I'm leaning towards the G34 for my first handgun. I've shot the G19 and liked it, but I'm not getting a carry so have no need for a compact model. What does everyone thing of this gun and how is it for a first handgun?


----------



## hberttmank (May 5, 2006)

Great choice. It already has a better trigger than most Glocks, and I prefer the full size grip frame over the compact. Very reliable and it takes the same mags as the G17, so they are cheap and easily available.


----------



## DJ Niner (Oct 3, 2006)

I'm a big fan of Glocks in general, and the G34 specifically.

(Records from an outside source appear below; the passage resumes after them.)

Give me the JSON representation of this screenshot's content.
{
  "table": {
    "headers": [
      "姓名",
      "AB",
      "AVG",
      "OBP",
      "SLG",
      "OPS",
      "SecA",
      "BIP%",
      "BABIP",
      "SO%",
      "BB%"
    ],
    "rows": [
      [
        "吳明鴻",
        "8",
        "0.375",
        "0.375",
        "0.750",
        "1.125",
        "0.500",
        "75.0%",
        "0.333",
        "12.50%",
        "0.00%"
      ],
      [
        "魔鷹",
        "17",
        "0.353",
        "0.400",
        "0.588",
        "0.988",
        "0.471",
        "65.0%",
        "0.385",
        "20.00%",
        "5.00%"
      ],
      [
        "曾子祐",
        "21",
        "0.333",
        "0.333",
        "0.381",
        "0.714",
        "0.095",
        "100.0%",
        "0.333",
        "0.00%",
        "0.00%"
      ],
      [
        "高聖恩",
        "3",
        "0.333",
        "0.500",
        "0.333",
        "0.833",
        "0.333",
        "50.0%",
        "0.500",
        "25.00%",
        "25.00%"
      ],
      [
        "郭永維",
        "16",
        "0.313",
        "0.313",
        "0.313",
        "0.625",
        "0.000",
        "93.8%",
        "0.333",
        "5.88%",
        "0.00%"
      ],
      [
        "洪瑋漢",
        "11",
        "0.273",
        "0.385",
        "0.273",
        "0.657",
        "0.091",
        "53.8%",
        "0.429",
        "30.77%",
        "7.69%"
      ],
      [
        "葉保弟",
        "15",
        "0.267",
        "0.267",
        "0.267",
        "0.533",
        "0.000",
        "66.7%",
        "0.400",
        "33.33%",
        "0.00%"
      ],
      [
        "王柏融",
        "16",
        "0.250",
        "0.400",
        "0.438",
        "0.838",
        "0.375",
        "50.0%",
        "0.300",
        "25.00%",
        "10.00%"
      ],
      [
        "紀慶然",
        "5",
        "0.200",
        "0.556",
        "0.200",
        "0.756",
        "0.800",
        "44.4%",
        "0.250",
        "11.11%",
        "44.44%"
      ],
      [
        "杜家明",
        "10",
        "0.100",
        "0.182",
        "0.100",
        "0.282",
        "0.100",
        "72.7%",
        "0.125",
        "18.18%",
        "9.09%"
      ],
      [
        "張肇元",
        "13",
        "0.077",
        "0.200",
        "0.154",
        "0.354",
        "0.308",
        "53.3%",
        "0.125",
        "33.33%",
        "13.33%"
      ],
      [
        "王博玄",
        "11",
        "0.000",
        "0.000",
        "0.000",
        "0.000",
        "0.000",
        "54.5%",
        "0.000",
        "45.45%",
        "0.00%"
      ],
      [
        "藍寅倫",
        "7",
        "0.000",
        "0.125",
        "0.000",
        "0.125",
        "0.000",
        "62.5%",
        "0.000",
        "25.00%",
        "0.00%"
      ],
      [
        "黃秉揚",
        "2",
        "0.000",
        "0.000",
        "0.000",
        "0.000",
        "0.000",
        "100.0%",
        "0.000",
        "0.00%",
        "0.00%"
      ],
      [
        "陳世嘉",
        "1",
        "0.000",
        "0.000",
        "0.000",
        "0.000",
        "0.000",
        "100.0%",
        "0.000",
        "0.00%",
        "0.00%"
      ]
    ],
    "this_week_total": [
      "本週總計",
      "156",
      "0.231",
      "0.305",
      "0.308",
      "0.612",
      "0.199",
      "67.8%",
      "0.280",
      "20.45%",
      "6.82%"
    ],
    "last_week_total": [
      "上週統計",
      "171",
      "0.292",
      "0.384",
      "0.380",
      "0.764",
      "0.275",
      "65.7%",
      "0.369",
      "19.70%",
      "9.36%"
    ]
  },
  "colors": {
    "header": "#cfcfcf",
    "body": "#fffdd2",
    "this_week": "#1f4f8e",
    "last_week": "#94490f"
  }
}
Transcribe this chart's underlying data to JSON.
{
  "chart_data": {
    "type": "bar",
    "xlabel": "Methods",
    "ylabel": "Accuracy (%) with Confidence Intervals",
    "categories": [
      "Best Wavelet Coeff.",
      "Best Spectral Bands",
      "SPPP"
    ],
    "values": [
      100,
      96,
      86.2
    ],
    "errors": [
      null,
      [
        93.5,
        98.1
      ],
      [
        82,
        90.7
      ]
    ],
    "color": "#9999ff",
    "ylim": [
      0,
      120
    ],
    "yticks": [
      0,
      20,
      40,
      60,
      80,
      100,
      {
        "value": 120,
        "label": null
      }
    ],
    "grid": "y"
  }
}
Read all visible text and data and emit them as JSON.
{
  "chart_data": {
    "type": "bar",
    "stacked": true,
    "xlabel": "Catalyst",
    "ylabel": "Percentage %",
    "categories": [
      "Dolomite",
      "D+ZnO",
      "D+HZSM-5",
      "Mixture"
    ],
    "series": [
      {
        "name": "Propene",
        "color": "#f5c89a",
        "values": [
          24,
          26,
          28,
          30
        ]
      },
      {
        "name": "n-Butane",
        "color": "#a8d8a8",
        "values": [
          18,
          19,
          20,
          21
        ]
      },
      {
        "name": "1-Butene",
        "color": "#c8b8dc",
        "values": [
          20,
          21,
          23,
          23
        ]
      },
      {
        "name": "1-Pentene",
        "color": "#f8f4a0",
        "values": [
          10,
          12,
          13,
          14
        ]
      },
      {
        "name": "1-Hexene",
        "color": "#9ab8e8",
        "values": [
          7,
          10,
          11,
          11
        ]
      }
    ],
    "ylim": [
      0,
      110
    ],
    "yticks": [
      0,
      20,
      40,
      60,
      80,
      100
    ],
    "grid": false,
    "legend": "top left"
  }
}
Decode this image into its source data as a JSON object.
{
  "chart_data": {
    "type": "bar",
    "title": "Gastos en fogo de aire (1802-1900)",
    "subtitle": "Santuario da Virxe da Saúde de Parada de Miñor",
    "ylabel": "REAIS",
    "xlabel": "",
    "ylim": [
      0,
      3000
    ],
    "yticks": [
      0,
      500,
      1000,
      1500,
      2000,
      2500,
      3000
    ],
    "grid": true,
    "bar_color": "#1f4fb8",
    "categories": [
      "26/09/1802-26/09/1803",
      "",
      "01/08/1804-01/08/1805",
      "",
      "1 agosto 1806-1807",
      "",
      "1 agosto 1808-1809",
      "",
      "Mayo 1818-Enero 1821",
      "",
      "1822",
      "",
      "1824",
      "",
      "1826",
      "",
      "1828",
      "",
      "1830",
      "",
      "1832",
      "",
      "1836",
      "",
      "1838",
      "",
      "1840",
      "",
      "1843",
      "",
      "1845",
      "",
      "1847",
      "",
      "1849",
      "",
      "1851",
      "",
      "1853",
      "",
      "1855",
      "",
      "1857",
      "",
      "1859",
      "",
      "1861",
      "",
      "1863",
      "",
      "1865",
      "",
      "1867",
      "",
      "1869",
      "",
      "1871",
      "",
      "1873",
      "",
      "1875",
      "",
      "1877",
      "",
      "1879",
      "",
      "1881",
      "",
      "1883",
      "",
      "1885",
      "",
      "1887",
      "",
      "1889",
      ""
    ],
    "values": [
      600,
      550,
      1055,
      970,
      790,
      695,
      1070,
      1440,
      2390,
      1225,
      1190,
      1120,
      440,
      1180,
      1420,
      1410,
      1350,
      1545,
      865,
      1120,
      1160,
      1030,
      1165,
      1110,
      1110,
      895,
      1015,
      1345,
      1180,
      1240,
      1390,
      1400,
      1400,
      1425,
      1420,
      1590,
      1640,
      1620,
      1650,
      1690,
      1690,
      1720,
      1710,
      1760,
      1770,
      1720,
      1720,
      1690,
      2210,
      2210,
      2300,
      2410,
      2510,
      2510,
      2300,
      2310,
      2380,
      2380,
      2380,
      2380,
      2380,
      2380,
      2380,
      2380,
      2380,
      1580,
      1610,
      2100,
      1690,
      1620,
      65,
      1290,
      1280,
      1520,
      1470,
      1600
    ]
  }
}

A "soft" shooter (low recoil and flip), the special connector for a lower trigger pull weight, and a slightly extended magazine release button make for a nice package. Suitable for informal target shooting, IDPA competition, personal/vehicle/home defense, and light enough to be popular as a walk-in-the-woods gun, too. It's not too large to carry; it's only big in comparison to the other small-frame Glocks. 

Only upgrade needed in my opinion is sturdier sights (I put Meprolight night sights on mine). Well, that, and 5 spare mags along with a couple cases of ammo. :mrgreen:


----------



## jblaze725 (Mar 19, 2007)

I've heard pretty much nothing but good things about this gun and I liked the only Glock I shot so I am thinking this is the gun I will get now. Later on I would like to get my hands on a Kimber or Springfield Armory 1911 style .45. This would probably be the gun that gets the most usage as 9mm ammo is a good deal cheaper than .45 so I really hope I end up liking it as much as I think I will. Thanks for the input.


----------